MCM2 immunostaining is linked to lower survival rates in astrocytomas with grade II. However, there is no evidence to suggest that Mcm2 immunostaining is superior to Ki67/MIB-1 in human astrocytomas. There are some trends that suggest lower survival rates for patients with high levels of Mcm2. To confirm Mcm2's role in cancer, more research is required.
Boster Bio's ELISA Kit MCM2 uses an IHC optimized polyclonal antibody. This allows researchers to detect multiple biological markers at picogram-level sensitivity. Boster Bio's antibodies include more that 12,000 antibodies that have been tested for use with cell-based assays WB, Flow, and. To ensure high affinity, these antibodies have been thoroughly tested against 250 tissues. Boster Bio's ELISA kit is equipped with advanced immunogen technologies such as Picoband or Supervision. These tools let researchers quickly and effortlessly conduct quantitative testing using their antibodies against a range of cell lines or tissues.
The MCM2 Cell Based ELISA Kit can detect MCM2. Researchers can analyze the effects of various stimulation conditions on MCM2 expression in various cell lines. Anti-MCM2 antibodies are able to capture the protein and are recognized by HRP-conjugated primary antibodies. Secondary antibodies are conjugated with HRP enzymes in order to initiate the colorimetric reaction. The MCM2 Cell-Based ELISA Kit also offers a variety of normalization methods.
The results of this research support the theoretical model that the antibody attaches to the cell's surface. This model is the basis for more effective therapies and timely quantitative imaging probes. While the findings of the study are not conclusive but these findings are in favor of the theoretical model. This model could be used as a base for accurate ELISA testing, if further refined. It can also be used to track antigen expression in different cancer cells.
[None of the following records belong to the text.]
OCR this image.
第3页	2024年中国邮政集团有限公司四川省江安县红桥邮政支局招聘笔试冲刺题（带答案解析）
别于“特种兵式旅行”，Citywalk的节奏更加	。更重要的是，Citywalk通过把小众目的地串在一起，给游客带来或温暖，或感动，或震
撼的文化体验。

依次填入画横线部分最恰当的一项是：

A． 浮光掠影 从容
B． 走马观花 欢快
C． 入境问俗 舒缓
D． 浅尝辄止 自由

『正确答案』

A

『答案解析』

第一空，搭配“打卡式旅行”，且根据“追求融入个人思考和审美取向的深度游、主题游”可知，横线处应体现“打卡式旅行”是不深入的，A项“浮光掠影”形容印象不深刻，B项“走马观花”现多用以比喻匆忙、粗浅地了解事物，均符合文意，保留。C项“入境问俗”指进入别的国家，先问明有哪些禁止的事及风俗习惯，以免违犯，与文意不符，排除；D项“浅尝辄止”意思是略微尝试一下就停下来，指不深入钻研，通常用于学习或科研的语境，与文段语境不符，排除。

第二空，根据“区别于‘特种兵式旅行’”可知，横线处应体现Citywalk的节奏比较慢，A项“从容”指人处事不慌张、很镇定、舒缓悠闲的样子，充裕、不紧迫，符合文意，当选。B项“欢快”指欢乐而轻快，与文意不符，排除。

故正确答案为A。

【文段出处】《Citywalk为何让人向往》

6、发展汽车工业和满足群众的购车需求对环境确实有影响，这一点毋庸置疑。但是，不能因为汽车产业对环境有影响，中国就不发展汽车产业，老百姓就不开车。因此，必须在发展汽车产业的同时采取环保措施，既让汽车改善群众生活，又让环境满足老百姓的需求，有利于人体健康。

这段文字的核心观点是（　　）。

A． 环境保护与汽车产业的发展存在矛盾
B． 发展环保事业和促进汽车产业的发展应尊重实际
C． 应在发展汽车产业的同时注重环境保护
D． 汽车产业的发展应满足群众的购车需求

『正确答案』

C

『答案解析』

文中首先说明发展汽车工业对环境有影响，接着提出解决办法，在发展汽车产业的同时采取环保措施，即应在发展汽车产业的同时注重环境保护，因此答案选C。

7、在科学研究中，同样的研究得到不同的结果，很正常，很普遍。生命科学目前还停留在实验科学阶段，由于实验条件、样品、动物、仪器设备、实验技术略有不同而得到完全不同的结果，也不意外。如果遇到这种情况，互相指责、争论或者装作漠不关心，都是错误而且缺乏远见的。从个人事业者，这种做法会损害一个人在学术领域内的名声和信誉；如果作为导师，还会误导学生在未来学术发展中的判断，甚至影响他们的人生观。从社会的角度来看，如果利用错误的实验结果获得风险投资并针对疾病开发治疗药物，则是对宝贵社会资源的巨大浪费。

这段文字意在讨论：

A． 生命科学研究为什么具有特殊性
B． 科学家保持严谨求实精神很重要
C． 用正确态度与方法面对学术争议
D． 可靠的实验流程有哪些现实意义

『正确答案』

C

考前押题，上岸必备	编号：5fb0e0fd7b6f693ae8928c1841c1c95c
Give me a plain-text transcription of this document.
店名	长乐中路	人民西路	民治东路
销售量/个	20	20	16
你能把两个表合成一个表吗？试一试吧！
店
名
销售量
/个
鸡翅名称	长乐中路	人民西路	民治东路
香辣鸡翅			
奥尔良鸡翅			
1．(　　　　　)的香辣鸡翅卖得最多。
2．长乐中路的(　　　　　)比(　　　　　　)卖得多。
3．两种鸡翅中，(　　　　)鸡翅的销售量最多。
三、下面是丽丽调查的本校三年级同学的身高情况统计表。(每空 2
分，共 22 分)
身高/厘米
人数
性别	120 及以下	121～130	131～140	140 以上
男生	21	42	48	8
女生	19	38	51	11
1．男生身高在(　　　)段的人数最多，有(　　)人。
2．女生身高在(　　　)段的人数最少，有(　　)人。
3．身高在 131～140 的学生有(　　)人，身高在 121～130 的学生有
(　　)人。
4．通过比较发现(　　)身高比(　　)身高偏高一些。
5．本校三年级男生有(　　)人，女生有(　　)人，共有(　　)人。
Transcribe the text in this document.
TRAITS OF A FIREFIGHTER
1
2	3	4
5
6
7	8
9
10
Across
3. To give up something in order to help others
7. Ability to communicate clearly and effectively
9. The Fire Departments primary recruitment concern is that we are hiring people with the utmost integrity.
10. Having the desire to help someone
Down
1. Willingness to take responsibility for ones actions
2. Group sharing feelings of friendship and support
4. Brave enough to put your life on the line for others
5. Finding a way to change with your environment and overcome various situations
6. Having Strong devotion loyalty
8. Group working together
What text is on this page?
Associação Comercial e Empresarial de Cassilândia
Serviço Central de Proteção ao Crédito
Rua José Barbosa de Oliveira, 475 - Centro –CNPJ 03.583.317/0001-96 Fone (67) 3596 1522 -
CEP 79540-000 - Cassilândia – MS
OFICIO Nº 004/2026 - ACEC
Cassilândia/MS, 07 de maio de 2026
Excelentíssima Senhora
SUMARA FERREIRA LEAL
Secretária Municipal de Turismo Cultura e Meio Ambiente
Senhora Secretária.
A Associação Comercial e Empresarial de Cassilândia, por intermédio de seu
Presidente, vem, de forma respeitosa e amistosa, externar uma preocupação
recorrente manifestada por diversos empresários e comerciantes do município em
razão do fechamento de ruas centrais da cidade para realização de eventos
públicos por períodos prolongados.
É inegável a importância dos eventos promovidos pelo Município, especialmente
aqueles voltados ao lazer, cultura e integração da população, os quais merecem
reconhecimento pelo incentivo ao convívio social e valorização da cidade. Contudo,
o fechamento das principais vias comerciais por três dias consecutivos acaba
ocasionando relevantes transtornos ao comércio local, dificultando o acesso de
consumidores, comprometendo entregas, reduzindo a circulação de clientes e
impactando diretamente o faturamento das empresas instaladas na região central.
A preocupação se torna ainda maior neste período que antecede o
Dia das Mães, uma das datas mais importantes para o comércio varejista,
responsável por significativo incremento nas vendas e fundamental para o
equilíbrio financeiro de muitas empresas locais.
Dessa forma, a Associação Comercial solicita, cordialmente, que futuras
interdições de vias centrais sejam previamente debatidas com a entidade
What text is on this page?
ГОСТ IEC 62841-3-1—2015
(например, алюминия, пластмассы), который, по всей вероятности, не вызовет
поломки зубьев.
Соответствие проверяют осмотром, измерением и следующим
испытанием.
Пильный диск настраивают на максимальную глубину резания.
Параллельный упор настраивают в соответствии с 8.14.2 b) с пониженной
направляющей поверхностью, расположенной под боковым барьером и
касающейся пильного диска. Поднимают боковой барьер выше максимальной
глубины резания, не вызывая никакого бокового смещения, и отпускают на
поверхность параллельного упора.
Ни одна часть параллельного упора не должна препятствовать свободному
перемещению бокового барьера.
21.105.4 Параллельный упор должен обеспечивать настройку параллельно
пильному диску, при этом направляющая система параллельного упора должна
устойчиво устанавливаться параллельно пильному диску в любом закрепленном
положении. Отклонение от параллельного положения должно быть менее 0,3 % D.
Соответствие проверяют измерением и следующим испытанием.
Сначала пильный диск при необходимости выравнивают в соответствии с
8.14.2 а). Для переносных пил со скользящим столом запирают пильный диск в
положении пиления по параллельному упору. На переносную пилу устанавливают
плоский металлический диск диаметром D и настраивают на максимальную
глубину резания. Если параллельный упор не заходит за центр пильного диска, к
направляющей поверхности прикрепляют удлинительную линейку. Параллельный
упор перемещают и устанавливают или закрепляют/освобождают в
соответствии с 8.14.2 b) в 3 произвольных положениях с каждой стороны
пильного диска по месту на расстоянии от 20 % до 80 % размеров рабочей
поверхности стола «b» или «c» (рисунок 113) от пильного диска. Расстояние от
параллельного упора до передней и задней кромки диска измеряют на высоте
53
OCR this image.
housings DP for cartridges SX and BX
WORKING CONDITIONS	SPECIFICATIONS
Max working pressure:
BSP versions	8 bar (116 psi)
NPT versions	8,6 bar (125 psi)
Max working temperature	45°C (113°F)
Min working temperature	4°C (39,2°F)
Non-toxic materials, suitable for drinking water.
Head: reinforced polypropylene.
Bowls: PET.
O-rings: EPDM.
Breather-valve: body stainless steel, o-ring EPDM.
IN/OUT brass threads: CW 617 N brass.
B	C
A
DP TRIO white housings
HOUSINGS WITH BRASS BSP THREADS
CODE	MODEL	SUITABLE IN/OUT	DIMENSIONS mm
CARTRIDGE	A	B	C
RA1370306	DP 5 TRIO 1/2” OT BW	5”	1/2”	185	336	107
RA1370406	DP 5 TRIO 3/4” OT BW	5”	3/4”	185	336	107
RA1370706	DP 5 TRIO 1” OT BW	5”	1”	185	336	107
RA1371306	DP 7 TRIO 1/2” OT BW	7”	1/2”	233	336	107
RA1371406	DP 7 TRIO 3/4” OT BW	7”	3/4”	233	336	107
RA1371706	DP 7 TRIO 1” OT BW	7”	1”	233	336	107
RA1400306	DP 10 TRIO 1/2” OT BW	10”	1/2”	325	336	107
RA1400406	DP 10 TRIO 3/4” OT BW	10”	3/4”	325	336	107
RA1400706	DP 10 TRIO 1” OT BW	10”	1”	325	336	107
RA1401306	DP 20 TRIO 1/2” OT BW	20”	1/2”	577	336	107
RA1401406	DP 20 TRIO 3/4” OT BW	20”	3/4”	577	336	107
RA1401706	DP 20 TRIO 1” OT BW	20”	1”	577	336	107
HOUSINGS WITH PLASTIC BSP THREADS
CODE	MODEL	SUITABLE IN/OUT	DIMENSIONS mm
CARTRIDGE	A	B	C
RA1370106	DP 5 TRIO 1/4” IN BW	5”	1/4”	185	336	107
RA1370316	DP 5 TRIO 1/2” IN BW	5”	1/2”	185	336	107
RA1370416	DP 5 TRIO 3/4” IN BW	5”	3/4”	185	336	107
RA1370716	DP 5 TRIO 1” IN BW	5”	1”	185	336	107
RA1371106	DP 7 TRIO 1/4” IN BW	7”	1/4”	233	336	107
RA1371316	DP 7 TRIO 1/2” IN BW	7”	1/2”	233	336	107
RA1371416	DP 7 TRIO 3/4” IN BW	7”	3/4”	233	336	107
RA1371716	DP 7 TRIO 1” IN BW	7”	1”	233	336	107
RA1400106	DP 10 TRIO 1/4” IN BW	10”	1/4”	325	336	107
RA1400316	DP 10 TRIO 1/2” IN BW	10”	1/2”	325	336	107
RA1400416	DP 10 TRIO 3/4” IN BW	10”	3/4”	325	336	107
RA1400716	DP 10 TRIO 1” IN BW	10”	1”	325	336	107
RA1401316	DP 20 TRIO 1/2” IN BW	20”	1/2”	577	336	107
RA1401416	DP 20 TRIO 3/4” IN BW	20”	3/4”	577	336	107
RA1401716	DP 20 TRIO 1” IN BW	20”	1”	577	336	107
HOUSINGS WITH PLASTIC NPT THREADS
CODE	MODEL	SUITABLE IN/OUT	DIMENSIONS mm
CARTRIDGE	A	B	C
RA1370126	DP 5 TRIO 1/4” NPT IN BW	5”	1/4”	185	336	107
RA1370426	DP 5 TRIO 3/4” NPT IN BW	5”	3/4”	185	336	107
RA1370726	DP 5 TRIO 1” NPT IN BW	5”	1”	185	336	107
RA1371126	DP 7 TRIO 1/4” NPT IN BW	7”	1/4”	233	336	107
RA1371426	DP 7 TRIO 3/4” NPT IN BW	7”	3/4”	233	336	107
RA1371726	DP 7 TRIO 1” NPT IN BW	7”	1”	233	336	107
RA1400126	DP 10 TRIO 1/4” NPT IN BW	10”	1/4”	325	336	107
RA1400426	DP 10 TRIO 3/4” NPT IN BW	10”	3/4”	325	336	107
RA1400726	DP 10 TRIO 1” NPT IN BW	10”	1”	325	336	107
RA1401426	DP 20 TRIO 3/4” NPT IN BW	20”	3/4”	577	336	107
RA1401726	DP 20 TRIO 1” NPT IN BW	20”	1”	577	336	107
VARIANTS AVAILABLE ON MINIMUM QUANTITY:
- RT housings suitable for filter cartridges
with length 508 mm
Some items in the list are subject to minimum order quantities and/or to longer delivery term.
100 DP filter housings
Two monoclonal monoclonal antibodies are employed in sandwich assays. They have different epitopes. The first antibody is responsible for removing the protein from the sample, while the second antibody provides the signal that shows the presence of the target. Sandwich assay is highly sensitive and has many benefits. A standard curve can be used to analyze the signal from a single sample.
The VHH26 Clone was fully active in ethanol, 0.5% 2-ME, and 0.5 M GuHCl. It was capable of detecting gliadins from samples that were previously rejected by conventional ELISA methods. This antibody is a good platform for quantitative protein determination. It is compatible with a variety of other antigens.
The Antibody used in the Boster Bio's MCM2 Cell Based ELISA Kit is made in the laboratory from an anti-parvalbumin-like polyclonal antibody. It is extremely specific for the southern hemisphere fish and shows strong phylogenetic ties with the antibody. However this anti-parvalbumin antibodies might not be sufficient to identify fish species.
PMID: 8175912 by Todorov I.T., et al. A human nuclear protein with sequence homology to a family of early S phase proteins is required for entry into S phase and for cell division.
PMID: 8258304 by Mincheva A., et al. The human gene for nuclear protein BM28 (CDCL1), a new member of the early S-phase family of proteins, maps to chromosome band 3q21.